Daya tarik kursi di samping jendela pesawat seringkali tak tertahankan bagi banyak pelancong, menawarkan pemandangan langit yang menakjubkan dan ilusi privasi. Namun, di balik pesonanya, tersimpan sebuah peringatan penting: tidak semua kursi jendela diciptakan sama. Sebuah pilihan yang tampak ideal justru dapat mengubah pengalaman penerbangan menjadi perjalanan yang melelahkan dan penuh ketidaknyamanan, terutama pada rute jarak jauh.
sulutnetwork.com – Sebuah analisis mendalam dari Co-Director of Cheap Deals Away, Dawn Morwood, menyoroti adanya satu kursi jendela spesifik yang sebaiknya dihindari demi kenyamanan maksimal selama penerbangan. Peringatan ini datang sebagai pengingat bagi para pelancong agar tidak terjebak dalam persepsi yang salah mengenai "kursi sempurna" yang pada kenyataannya dapat mengikis kualitas perjalanan udara secara signifikan. Morwood secara tegas mengidentifikasi kursi di samping jendela yang terletak di baris paling belakang pesawat sebagai zona yang perlu diwaspadai, meskipun posisi tersebut seringkali diasosiasikan dengan ketenangan dan pemandangan tanpa gangguan.
Banyak penumpang berasumsi kursi jendela di bagian belakang menawarkan suasana lebih tenang, jauh dari hiruk pikuk kabin, dan mencari oasis pribadi di tengah perjalanan udara. Namun, seperti yang diungkapkan oleh Dawn Morwood, realitas di baris terakhir pesawat justru berbanding terbalik dengan ekspektasi tersebut. "Orang-orang sering berpikir kursi jendela baris terakhir akan lebih damai, tetapi sebenarnya itu membuat penerbangan terasa sangat menyedihkan," tegas Morwood, seperti dilansir dari Express pada Selasa (17/2/2026), menekankan bahwa ilusi ketenangan ini adalah jebakan yang berujung pada pengalaman terbang yang jauh dari ideal.
Salah satu masalah paling mendasar yang akan dihadapi penumpang di kursi jendela baris terakhir adalah intensitas lalu lintas manusia di sekitarnya. Posisi kursi ini yang berdekatan dengan area toilet dan dapur pesawat menjadikannya pusat aktivitas yang tak henti-hentinya.
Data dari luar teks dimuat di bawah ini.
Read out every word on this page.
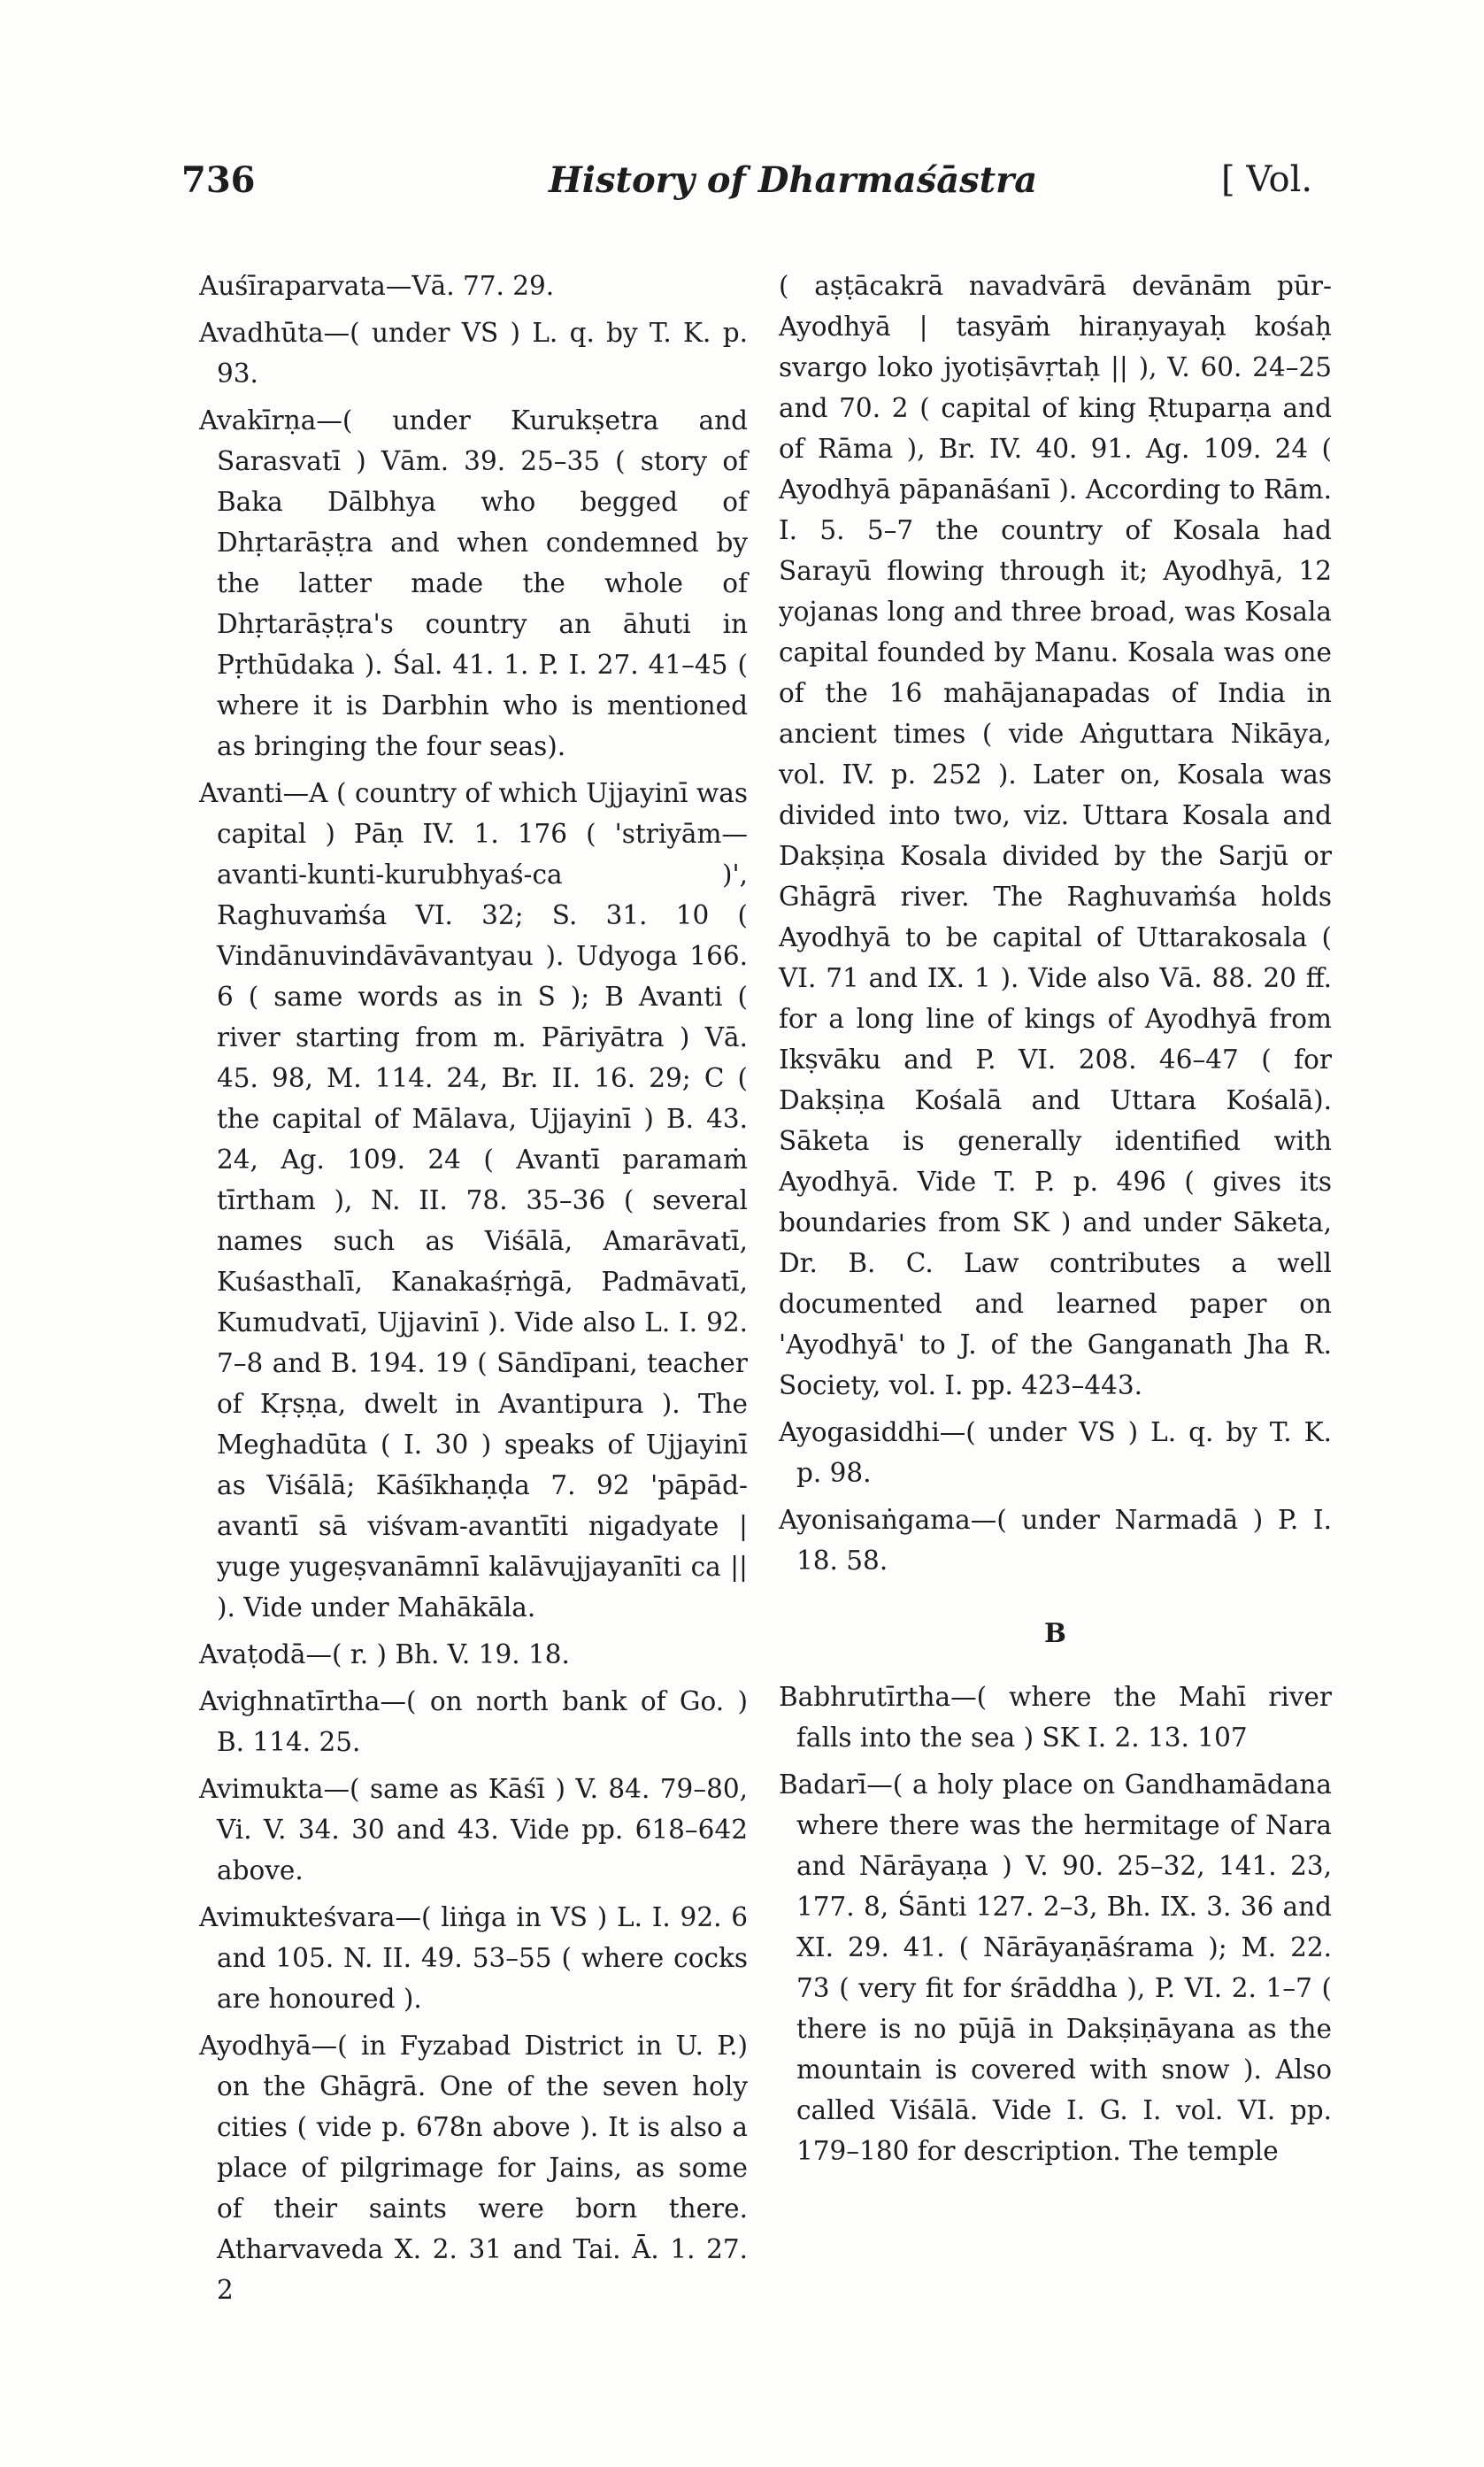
736	History of Dharmaśāstra	[ Vol.

Auśīraparvata—Vā. 77. 29.

Avadhūta—( under VS ) L. q. by T. K. p. 93.

Avakīrṇa—( under Kurukṣetra and Sarasvatī ) Vām. 39. 25–35 ( story of Baka Dālbhya who begged of Dhṛtarāṣṭra and when condemned by the latter made the whole of Dhṛtarāṣṭra's country an āhuti in Pṛthūdaka ). Śal. 41. 1. P. I. 27. 41–45 ( where it is Darbhin who is mentioned as bringing the four seas).

Avanti—A ( country of which Ujjayinī was capital ) Pāṇ IV. 1. 176 ( 'striyām—avanti-kunti-kurubhyaś-ca )', Raghuvaṁśa VI. 32; S. 31. 10 ( Vindānuvindāvāvantyau ). Udyoga 166. 6 ( same words as in S ); B Avanti ( river starting from m. Pāriyātra ) Vā. 45. 98, M. 114. 24, Br. II. 16. 29; C ( the capital of Mālava, Ujjayinī ) B. 43. 24, Ag. 109. 24 ( Avantī paramaṁ tīrtham ), N. II. 78. 35–36 ( several names such as Viśālā, Amarāvatī, Kuśasthalī, Kanakaśṛṅgā, Padmāvatī, Kumudvatī, Ujjavinī ). Vide also L. I. 92. 7–8 and B. 194. 19 ( Sāndīpani, teacher of Kṛṣṇa, dwelt in Avantipura ). The Meghadūta ( I. 30 ) speaks of Ujjayinī as Viśālā; Kāśīkhaṇḍa 7. 92 'pāpād-avantī sā viśvam-avantīti nigadyate | yuge yugeṣvanāmnī kalāvujjayanīti ca || ). Vide under Mahākāla.

Avaṭodā—( r. ) Bh. V. 19. 18.

Avighnatīrtha—( on north bank of Go. ) B. 114. 25.

Avimukta—( same as Kāśī ) V. 84. 79–80, Vi. V. 34. 30 and 43. Vide pp. 618–642 above.

Avimukteśvara—( liṅga in VS ) L. I. 92. 6 and 105. N. II. 49. 53–55 ( where cocks are honoured ).

Ayodhyā—( in Fyzabad District in U. P.) on the Ghāgrā. One of the seven holy cities ( vide p. 678n above ). It is also a place of pilgrimage for Jains, as some of their saints were born there. Atharvaveda X. 2. 31 and Tai. Ā. 1. 27. 2

( aṣṭācakrā navadvārā devānām pūr-Ayodhyā | tasyāṁ hiraṇyayaḥ kośaḥ svargo loko jyotiṣāvṛtaḥ || ), V. 60. 24–25 and 70. 2 ( capital of king Ṛtuparṇa and of Rāma ), Br. IV. 40. 91. Ag. 109. 24 ( Ayodhyā pāpanāśanī ). According to Rām. I. 5. 5–7 the country of Kosala had Sarayū flowing through it; Ayodhyā, 12 yojanas long and three broad, was Kosala capital founded by Manu. Kosala was one of the 16 mahājanapadas of India in ancient times ( vide Aṅguttara Nikāya, vol. IV. p. 252 ). Later on, Kosala was divided into two, viz. Uttara Kosala and Dakṣiṇa Kosala divided by the Sarjū or Ghāgrā river. The Raghuvaṁśa holds Ayodhyā to be capital of Uttarakosala ( VI. 71 and IX. 1 ). Vide also Vā. 88. 20 ff. for a long line of kings of Ayodhyā from Ikṣvāku and P. VI. 208. 46–47 ( for Dakṣiṇa Kośalā and Uttara Kośalā). Sāketa is generally identified with Ayodhyā. Vide T. P. p. 496 ( gives its boundaries from SK ) and under Sāketa, Dr. B. C. Law contributes a well documented and learned paper on 'Ayodhyā' to J. of the Ganganath Jha R. Society, vol. I. pp. 423–443.

Ayogasiddhi—( under VS ) L. q. by T. K. p. 98.

Ayonisaṅgama—( under Narmadā ) P. I. 18. 58.

B

Babhrutīrtha—( where the Mahī river falls into the sea ) SK I. 2. 13. 107

Badarī—( a holy place on Gandhamādana where there was the hermitage of Nara and Nārāyaṇa ) V. 90. 25–32, 141. 23, 177. 8, Śānti 127. 2–3, Bh. IX. 3. 36 and XI. 29. 41. ( Nārāyaṇāśrama ); M. 22. 73 ( very fit for śrāddha ), P. VI. 2. 1–7 ( there is no pūjā in Dakṣiṇāyana as the mountain is covered with snow ). Also called Viśālā. Vide I. G. I. vol. VI. pp. 179–180 for description. The temple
Penumpang yang mengantre untuk menggunakan fasilitas toilet akan seringkali berdiri dan menunggu tepat di samping kursi Anda, menciptakan pemandangan padat dan mengganggu. Privasi yang diharapkan dari kursi jendela pun sirna, digantikan oleh pemandangan kaki-kaki yang meregang dan wajah-wajah yang menunggu giliran. Morwood menjelaskan, "Anda akan menghadapi penumpang lain yang mengantre untuk ke toilet, tepat di samping Anda. Selain itu, pramugari yang bertugas akan bolak-balik dengan troli. Orang-orang juga akan meregangkan kaki mereka di lorong tanpa henti." Situasi ini tidak hanya mengurangi ruang gerak visual, tetapi juga menciptakan perasaan seperti berada di tengah koridor publik.
Aktivitas kru kabin juga menjadi faktor pengganggu signifikan. Dengan posisi berdekatan dengan dapur (galley), pramugari akan secara rutin melintas dengan troli makanan dan minuman, atau sekadar bolak-balik untuk menyiapkan kebutuhan penerbangan. Gerakan konstan ini, disertai suara roda troli atau percakapan kru, mengganggu ketenangan dan upaya beristirahat. Pada penerbangan jarak jauh, frekuensi pergerakan ini bisa sangat tinggi, terutama saat jam makan atau saat kru melakukan persiapan. Bagi penumpang yang berharap bisa tidur atau sekadar menikmati perjalanan dalam ketenangan, lalu lintas dan aktivitas ini sangat mengganggu.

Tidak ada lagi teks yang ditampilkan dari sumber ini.